We're already pushing the conceptual boundaries of sets by using the `SetRow` class to stash additional data alongside each row. We're also pushing the boundaries of available memory. Let's see how much we need for Stedman Cinques:

In [2]:
from math import factorial
import sys

example_row = SetRow(
    '1234567890E',
    calling='p' * 18,
    perm=perm_for_rounds(10),
)

sys.getsizeof(example_row) * factorial(11)

1916006400

... i.e. over 2GB. I can throw more resources at the problem (and stop running searches in a small VM!), but that won't solve the timing problem. We need to do something better. In order to identify the rows furthest from rounds let's store that distance: how far away from rounds is each row?

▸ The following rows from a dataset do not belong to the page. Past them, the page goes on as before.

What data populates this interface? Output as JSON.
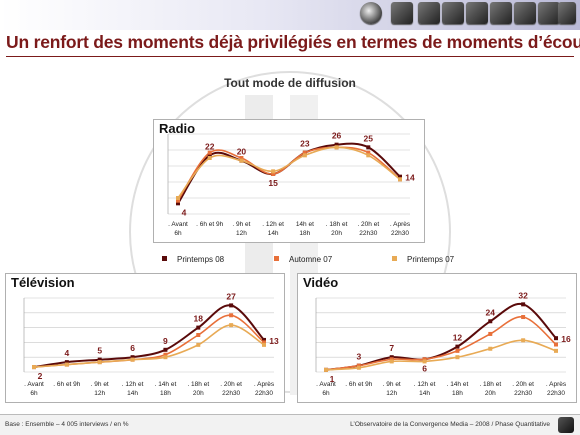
{
  "slide": {
    "title": "Un renfort des moments déjà privilégiés en termes de moments d’écoute",
    "subtitle": "Tout mode de diffusion",
    "footer_left": "Base : Ensemble – 4 005 interviews / en %",
    "footer_right": "L’Observatoire de la Convergence Media – 2008 / Phase Quantitative",
    "colors": {
      "title": "#7b1a1a",
      "printemps08": "#5a0a0a",
      "automne07": "#e8703a",
      "printemps07": "#e8aa55"
    }
  },
  "legend": [
    "Printemps 08",
    "Automne 07",
    "Printemps 07"
  ],
  "chart_data": [
    {
      "type": "line",
      "title": "Radio",
      "categories": [
        ". Avant\n6h",
        ". 6h et 9h",
        ". 9h et\n12h",
        ". 12h et\n14h",
        "14h et\n18h",
        ". 18h et\n20h",
        ". 20h et\n22h30",
        ". Après\n22h30"
      ],
      "labels": [
        4,
        22,
        20,
        15,
        23,
        26,
        25,
        14
      ],
      "series": [
        {
          "name": "Printemps 08",
          "values": [
            4,
            22,
            20,
            15,
            23,
            26,
            25,
            14
          ]
        },
        {
          "name": "Automne 07",
          "values": [
            5,
            23,
            21,
            15,
            23,
            25,
            23,
            13
          ]
        },
        {
          "name": "Printemps 07",
          "values": [
            6,
            21,
            20,
            16,
            22,
            25,
            22,
            13
          ]
        }
      ],
      "ylim": [
        0,
        30
      ]
    },
    {
      "type": "line",
      "title": "Télévision",
      "categories": [
        ". Avant\n6h",
        ". 6h et 9h",
        ". 9h et\n12h",
        ". 12h et\n14h",
        ". 14h et\n18h",
        ". 18h et\n20h",
        ". 20h et\n22h30",
        ". Après\n22h30"
      ],
      "labels": [
        2,
        4,
        5,
        6,
        9,
        18,
        27,
        13
      ],
      "series": [
        {
          "name": "Printemps 08",
          "values": [
            2,
            4,
            5,
            6,
            9,
            18,
            27,
            13
          ]
        },
        {
          "name": "Automne 07",
          "values": [
            2,
            3,
            4,
            5,
            7,
            15,
            23,
            12
          ]
        },
        {
          "name": "Printemps 07",
          "values": [
            2,
            3,
            4,
            5,
            6,
            11,
            19,
            11
          ]
        }
      ],
      "ylim": [
        0,
        30
      ]
    },
    {
      "type": "line",
      "title": "Vidéo",
      "categories": [
        ". Avant\n6h",
        ". 6h et 9h",
        ". 9h et\n12h",
        ". 12h et\n14h",
        ". 14h et\n18h",
        ". 18h et\n20h",
        ". 20h et\n22h30",
        ". Après\n22h30"
      ],
      "labels": [
        1,
        3,
        7,
        6,
        12,
        24,
        32,
        16
      ],
      "series": [
        {
          "name": "Printemps 08",
          "values": [
            1,
            3,
            7,
            6,
            12,
            24,
            32,
            16
          ]
        },
        {
          "name": "Automne 07",
          "values": [
            1,
            3,
            6,
            6,
            10,
            18,
            26,
            13
          ]
        },
        {
          "name": "Printemps 07",
          "values": [
            1,
            2,
            5,
            5,
            7,
            11,
            15,
            10
          ]
        }
      ],
      "ylim": [
        0,
        35
      ]
    }
  ]
}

I've built a class wrapping a [Numpy](https://numpy.org/doc/) array:

In [3]:
from stedman_searching.distances_array import DistancesArray

# Create an array with space for 4! = 24 rows
array = DistancesArray(4)

# Add some row distances
array.add(0, 2)  # index, distance
array.add(1, 4)
array.add(2, 4)
array.add(3, 4)
array.add(4, 6)
array.add(5, 6)
array.add(6, 6)
array.add(7, 6)
array.add(8, 6)

# Produce a histogram of distances
array.get_counts()

# 15 of distance 0, 1 of distance 2, 3 of distance 4, 5 of distance 6

[15, 1, 3, 5]

In order to access an array we need to be use an index. Sympy's [`Permutation`](https://docs.sympy.org/latest/modules/combinatorics/permutations.html) offers three ways to index a row:

* `rank()` which determines the _lexicographic_ rank of a row. This is the index of a row within a sorted list of all rows. This is based on assembling a [_Lehmer code_](https://en.wikipedia.org/wiki/Lehmer_code) for the permutation.
* `rank_nonlex()` based on [this algorithm](https://webhome.cs.uvic.ca/~ruskey/Publications/RankPerm/MyrvoldRuskey.pdf) which promises linear time performance.
* `rank_trotterjohnson()` using the [Steinhaus-Johnson-Trotter algorithm](https://en.wikipedia.org/wiki/Steinhaus%E2%80%93Johnson%E2%80%93Trotter_algorithm)

Let's measure which is quickest.

In [4]:
%timeit [row.perm.rank() for row in all_rows]

90.8 ms ± 1.42 ms per loop (mean ± std. dev. of 7 runs, 1 loop each)


In [5]:
%timeit [row.perm.rank_nonlex() for row in all_rows]

546 ms ± 4.32 ms per loop (mean ± std. dev. of 7 runs, 1 loop each)


In [6]:
%timeit [row.perm.rank_trotterjohnson() for row in all_rows]

611 ms ± 2.84 ms per loop (mean ± std. dev. of 7 runs, 1 loop each)